Publication and Reuse

An important feature of DITA is content reuse. Much of DITA's power and productivity increases come from content reuse, and therefore it is important to measure.

When does reuse actually happen? Individual topics contain no information about where they are used. The reuse is defined by a publication event through a DITAMAP. The DITAMAP defines which concepts are used, through topicrefs, and also a DITAMAP is required for resolving @keyref and @conkeyref elements.

Therefore, if you want to measure reuse, you must consider the DITAMAP and define reuse through publication events. However, the content that is published is different from the content in the entire documentation set - generally only a subset is published. How do we then define the metrics?

Words-Counted-Once and Reuse

In Samalander DITA Metrics, we use a concept we call "Word-Counted-Once." When a document is published it may reuse a topic in several places. The source topic will contribute to the total word count of the publication more than once. As mentioned above, this content reuse is an important part of DITA and should be measured, but it is the source topic, not the published content, that contributed to the writer's workload.

"Words-Counted-Once" is simply a measure of how many words appear in the source documentation. The words may appear more than once in the publication, but to measure the writer's workload we must count the words contained in each distinct topic in the source documentation. This measurement is "Words-Counted-Once."
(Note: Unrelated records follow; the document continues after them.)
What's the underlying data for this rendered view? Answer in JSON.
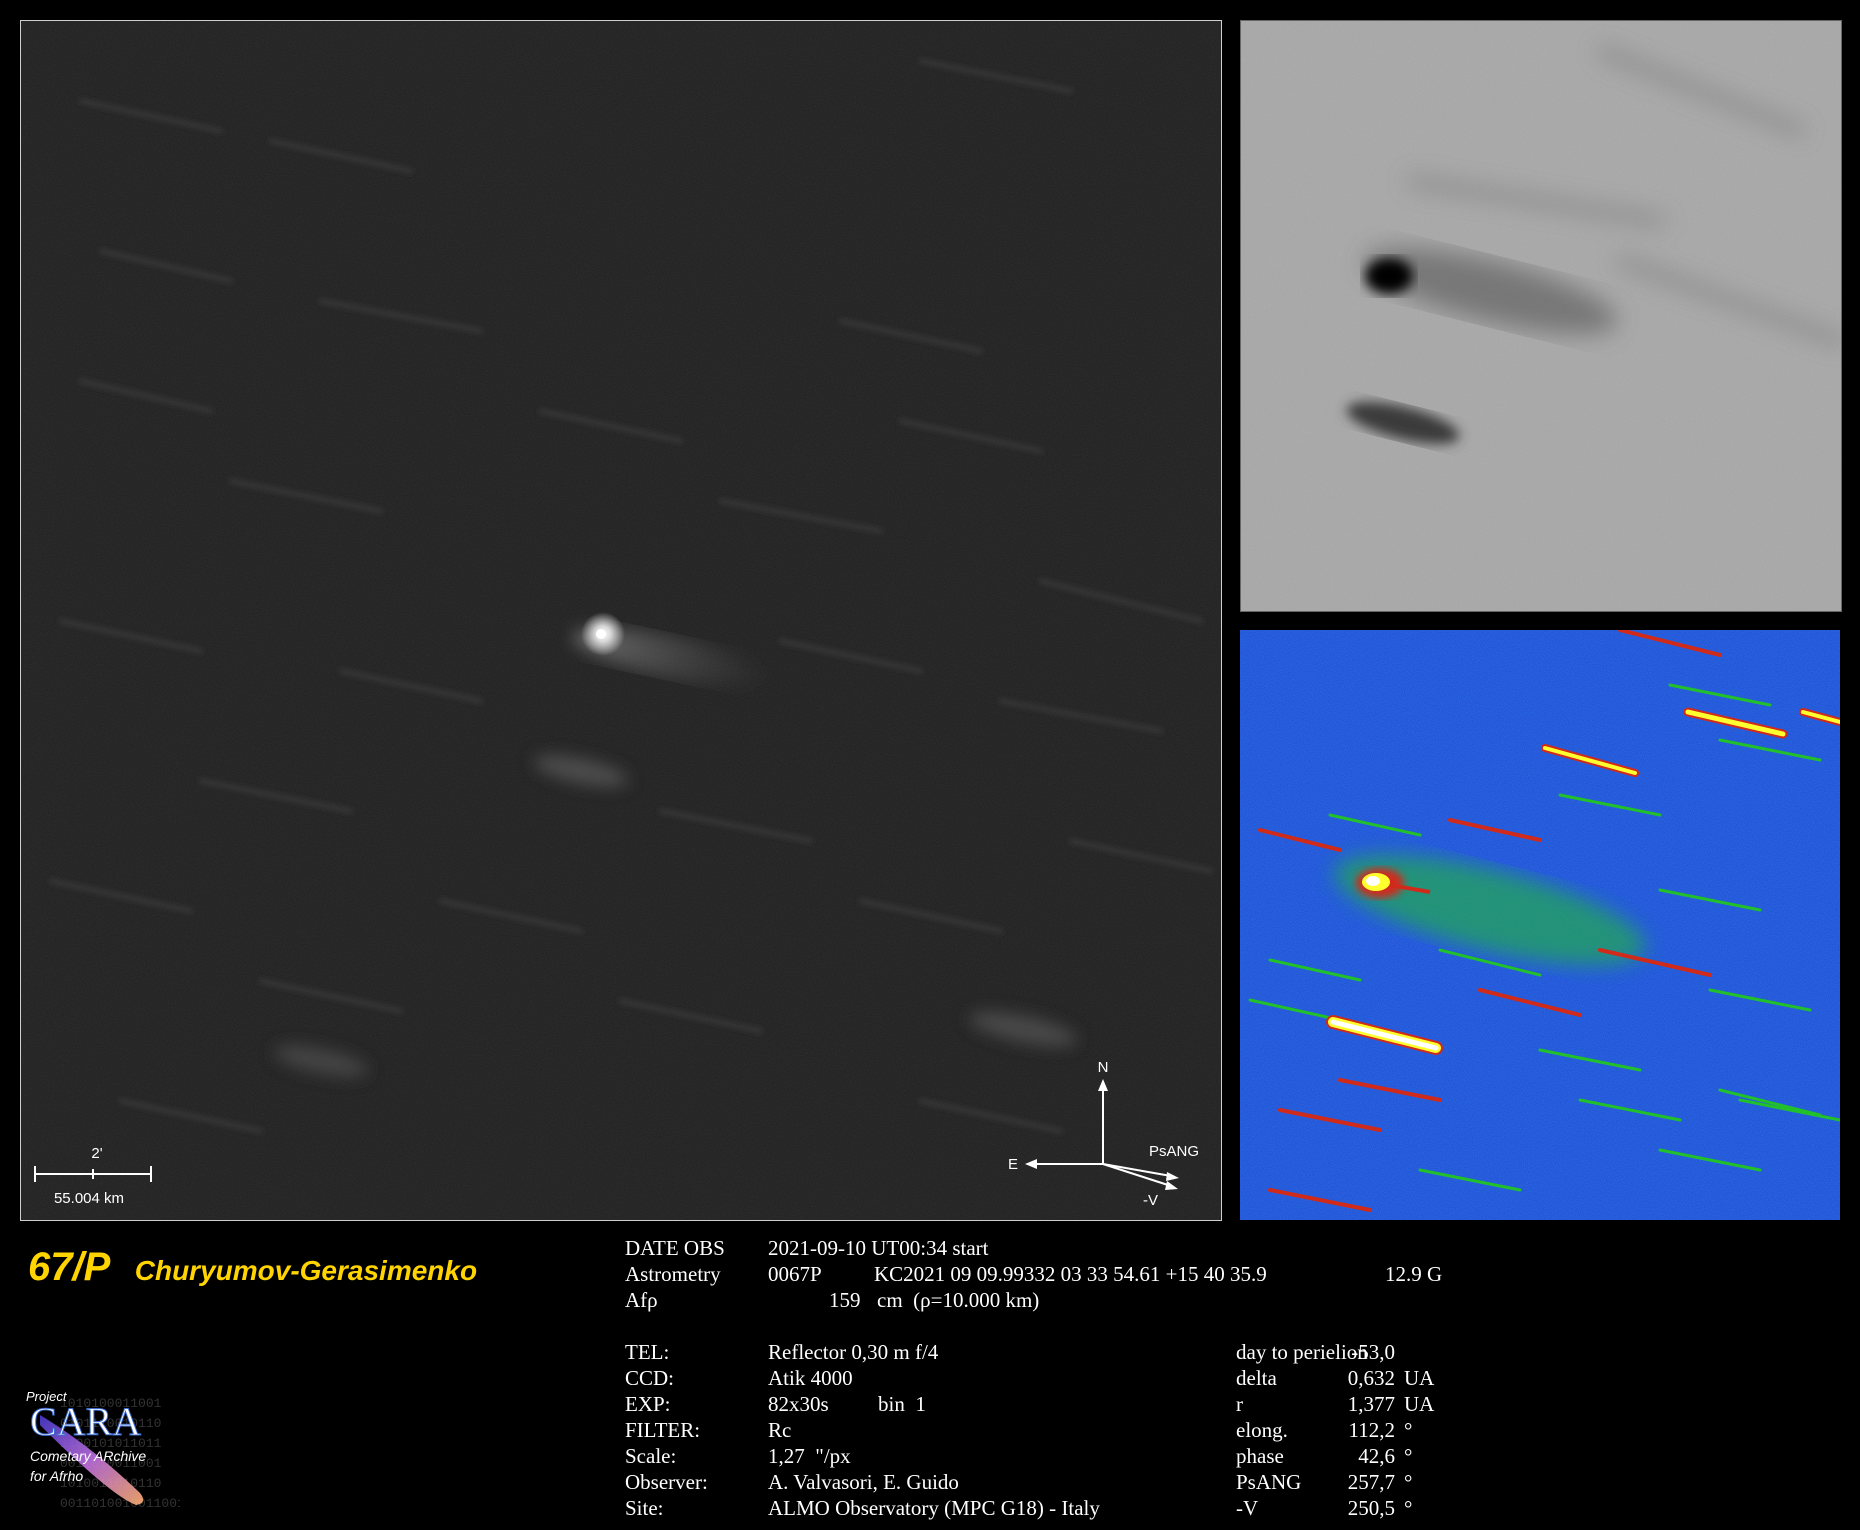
{
  "object": {
    "number": "67/P",
    "name": "Churyumov-Gerasimenko"
  },
  "scale_bar": {
    "angle": "2'",
    "distance": "55.004 km"
  },
  "compass": {
    "north": "N",
    "east": "E",
    "psang": "PsANG",
    "minus_v": "-V"
  },
  "astro": {
    "date_label": "DATE OBS",
    "date_value": "2021-09-10 UT00:34 start",
    "astrometry_label": "Astrometry",
    "astrometry_id": "0067P",
    "astrometry_value": "KC2021 09 09.99332 03 33 54.61 +15 40 35.9",
    "astrometry_mag": "12.9 G",
    "afrho_label": "Afρ",
    "afrho_value": "159",
    "afrho_unit": "cm  (ρ=10.000 km)"
  },
  "instrument": {
    "tel_label": "TEL:",
    "tel_value": "Reflector 0,30 m f/4",
    "ccd_label": "CCD:",
    "ccd_value": "Atik 4000",
    "exp_label": "EXP:",
    "exp_value": "82x30s",
    "exp_bin": "bin  1",
    "filter_label": "FILTER:",
    "filter_value": "Rc",
    "scale_label": "Scale:",
    "scale_value": "1,27  \"/px",
    "observer_label": "Observer:",
    "observer_value": "A. Valvasori, E. Guido",
    "site_label": "Site:",
    "site_value": "ALMO Observatory (MPC G18) - Italy"
  },
  "ephemeris": [
    {
      "label": "day to perielion",
      "value": "-53,0",
      "unit": ""
    },
    {
      "label": "delta",
      "value": "0,632",
      "unit": "UA"
    },
    {
      "label": "r",
      "value": "1,377",
      "unit": "UA"
    },
    {
      "label": "elong.",
      "value": "112,2",
      "unit": "°"
    },
    {
      "label": "phase",
      "value": "42,6",
      "unit": "°"
    },
    {
      "label": "PsANG",
      "value": "257,7",
      "unit": "°"
    },
    {
      "label": "-V",
      "value": "250,5",
      "unit": "°"
    }
  ],
  "logo": {
    "project": "Project",
    "cara": "CARA",
    "line1": "Cometary ARchive",
    "line2": "for Afrho",
    "binary": [
      "1010100011001",
      "0101110010110",
      "1100101011011",
      "0011010011001",
      "1010011010110",
      "0011010010011001"
    ]
  },
  "colors": {
    "title": "#ffd400",
    "map_bg": "#1b3fd0",
    "map_green": "#22c02a",
    "map_red": "#d02a1a",
    "map_yellow": "#ffff30"
  }
}
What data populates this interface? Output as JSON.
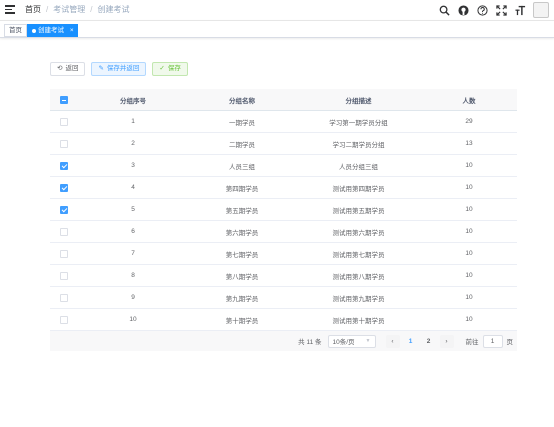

Once we measure the Words-Counted-Once, we have an accurate representation the total workload on the writer. But productivity increases are accomplished through increases in content reuse. The total number of words in published content is easily measured, and then the amount of reused words becomes:

(1 - (Words-Counted-Once / Total Published Words)) x 100 = Reuse Percent

Element Metrics

We can measure topics, tasks and any other element using the same technique. To measure topics, we can count the number of distinct topics in the source documentation to get Topics-Counted-Once and then calculate the amount of topic reuse in the published content. Any element can be measured this way.